Defined-benefit plans
The Group’s net obligation in respect to defined-benefit pension plans is calculated separately for each plan by estimating the amount of future benefit that employees have vested in return for their service in the current and prior periods. This benefit is discounted to its present value. In addition, the fair value of any plan assets is assessed. The calculation is performed annually by a qualified actuary.
The above method of accounting is applied to the most significant defined-benefit plans in the Group. A number of plans, which neither individually nor in the aggregate are significant in relation to the Group’s total pension obligations, are still recognized in accordance with local regulations.
In measuring the present value of pension obligations and the fair value of plan assets, actuarial gains and losses may accrue either because the actual outcome differs from earlier assumptions (so called experience adjustments) or the assumptions are changed.

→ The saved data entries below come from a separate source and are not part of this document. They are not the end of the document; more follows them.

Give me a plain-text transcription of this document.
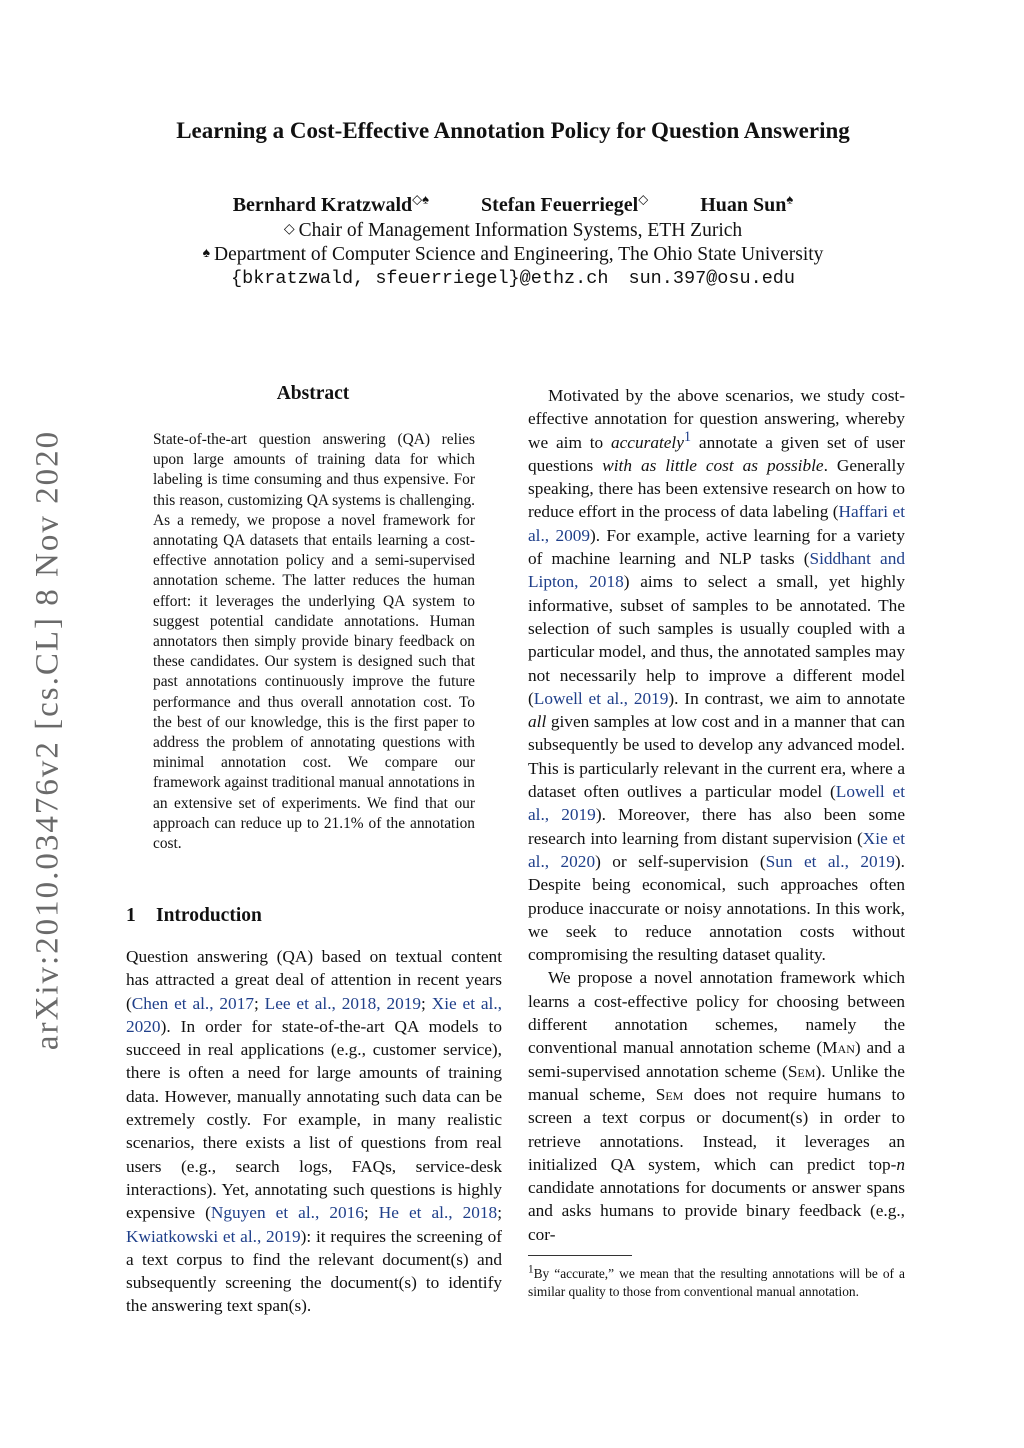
arXiv:2010.03476v2 [cs.CL] 8 Nov 2020
Learning a Cost-Effective Annotation Policy for Question Answering
Bernhard Kratzwald◇♠	Stefan Feuerriegel◇	Huan Sun♠
◇ Chair of Management Information Systems, ETH Zurich
♠ Department of Computer Science and Engineering, The Ohio State University
{bkratzwald, sfeuerriegel}@ethz.ch sun.397@osu.edu
Abstract
State-of-the-art question answering (QA) relies upon large amounts of training data for which labeling is time consuming and thus expensive. For this reason, customizing QA systems is challenging. As a remedy, we propose a novel framework for annotating QA datasets that entails learning a cost-effective annotation policy and a semi-supervised annotation scheme. The latter reduces the human effort: it leverages the underlying QA system to suggest potential candidate annotations. Human annotators then simply provide binary feedback on these candidates. Our system is designed such that past annotations continuously improve the future performance and thus overall annotation cost. To the best of our knowledge, this is the first paper to address the problem of annotating questions with minimal annotation cost. We compare our framework against traditional manual annotations in an extensive set of experiments. We find that our approach can reduce up to 21.1% of the annotation cost.
1 Introduction

Question answering (QA) based on textual content has attracted a great deal of attention in recent years (Chen et al., 2017; Lee et al., 2018, 2019; Xie et al., 2020). In order for state-of-the-art QA models to succeed in real applications (e.g., customer service), there is often a need for large amounts of training data. However, manually annotating such data can be extremely costly. For example, in many realistic scenarios, there exists a list of questions from real users (e.g., search logs, FAQs, service-desk interactions). Yet, annotating such questions is highly expensive (Nguyen et al., 2016; He et al., 2018; Kwiatkowski et al., 2019): it requires the screening of a text corpus to find the relevant document(s) and subsequently screening the document(s) to identify the answering text span(s).

Motivated by the above scenarios, we study cost-effective annotation for question answering, whereby we aim to accurately$^1$ annotate a given set of user questions with as little cost as possible. Generally speaking, there has been extensive research on how to reduce effort in the process of data labeling (Haffari et al., 2009). For example, active learning for a variety of machine learning and NLP tasks (Siddhant and Lipton, 2018) aims to select a small, yet highly informative, subset of samples to be annotated. The selection of such samples is usually coupled with a particular model, and thus, the annotated samples may not necessarily help to improve a different model (Lowell et al., 2019). In contrast, we aim to annotate all given samples at low cost and in a manner that can subsequently be used to develop any advanced model. This is particularly relevant in the current era, where a dataset often outlives a particular model (Lowell et al., 2019). Moreover, there has also been some research into learning from distant supervision (Xie et al., 2020) or self-supervision (Sun et al., 2019). Despite being economical, such approaches often produce inaccurate or noisy annotations. In this work, we seek to reduce annotation costs without compromising the resulting dataset quality.

We propose a novel annotation framework which learns a cost-effective policy for choosing between different annotation schemes, namely the conventional manual annotation scheme (Man) and a semi-supervised annotation scheme (Sem). Unlike the manual scheme, Sem does not require humans to screen a text corpus or document(s) in order to retrieve annotations. Instead, it leverages an initialized QA system, which can predict top-n candidate annotations for documents or answer spans and asks humans to provide binary feedback (e.g., cor-

$^1$By “accurate,” we mean that the resulting annotations will be of a similar quality to those from conventional manual annotation.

These actuarial gains and losses are recognized in the balance sheet and in profit or loss under other comprehensive income.

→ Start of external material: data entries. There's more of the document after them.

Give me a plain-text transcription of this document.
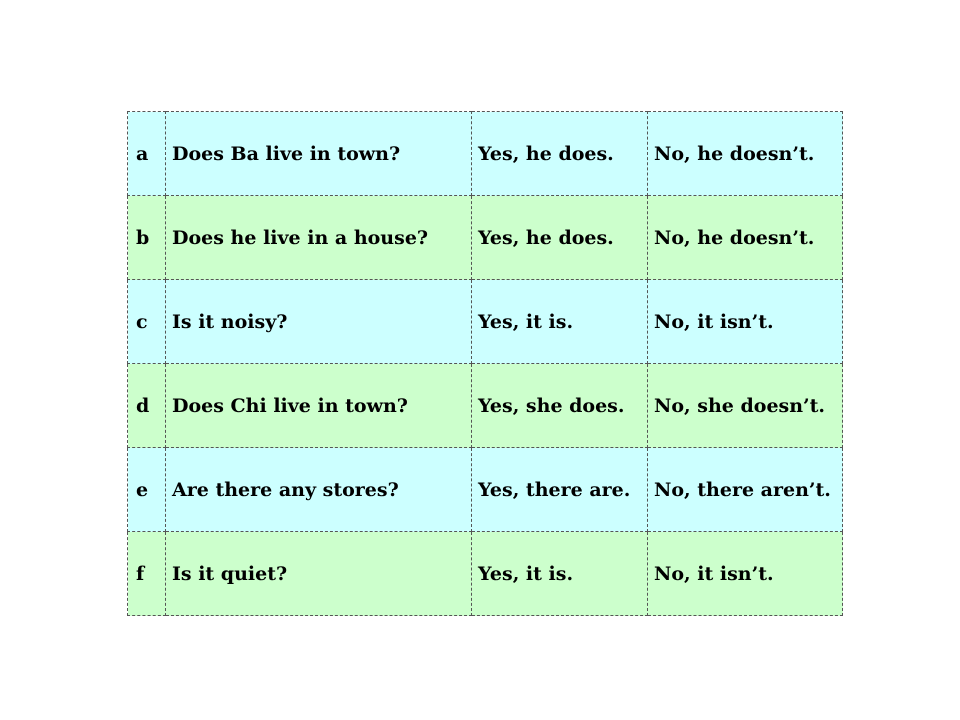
a	Does Ba live in town?	Yes, he does.	No, he doesn’t.
b	Does he live in a house?	Yes, he does.	No, he doesn’t.
c	Is it noisy?	Yes, it is.	No, it isn’t.
d	Does Chi live in town?	Yes, she does.	No, she doesn’t.
e	Are there any stores?	Yes, there are.	No, there aren’t.
f	Is it quiet?	Yes, it is.	No, it isn’t.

! Critical estimates and key judgments
Post-employment benefits
Actuarial assumptions are used to measure pension obligations and they significantly affect the recognized net liability and the annual pension cost. One critical assumption, the discount rate. For the upcoming year, the discount rate affects the expense and the estimate of return on plan assets. For the current year, it affects the present value of the defined-benefit obligation. The discount ate is reassessed quarterly. All other assumptions, both financial and demographic, are reassessed at least annually.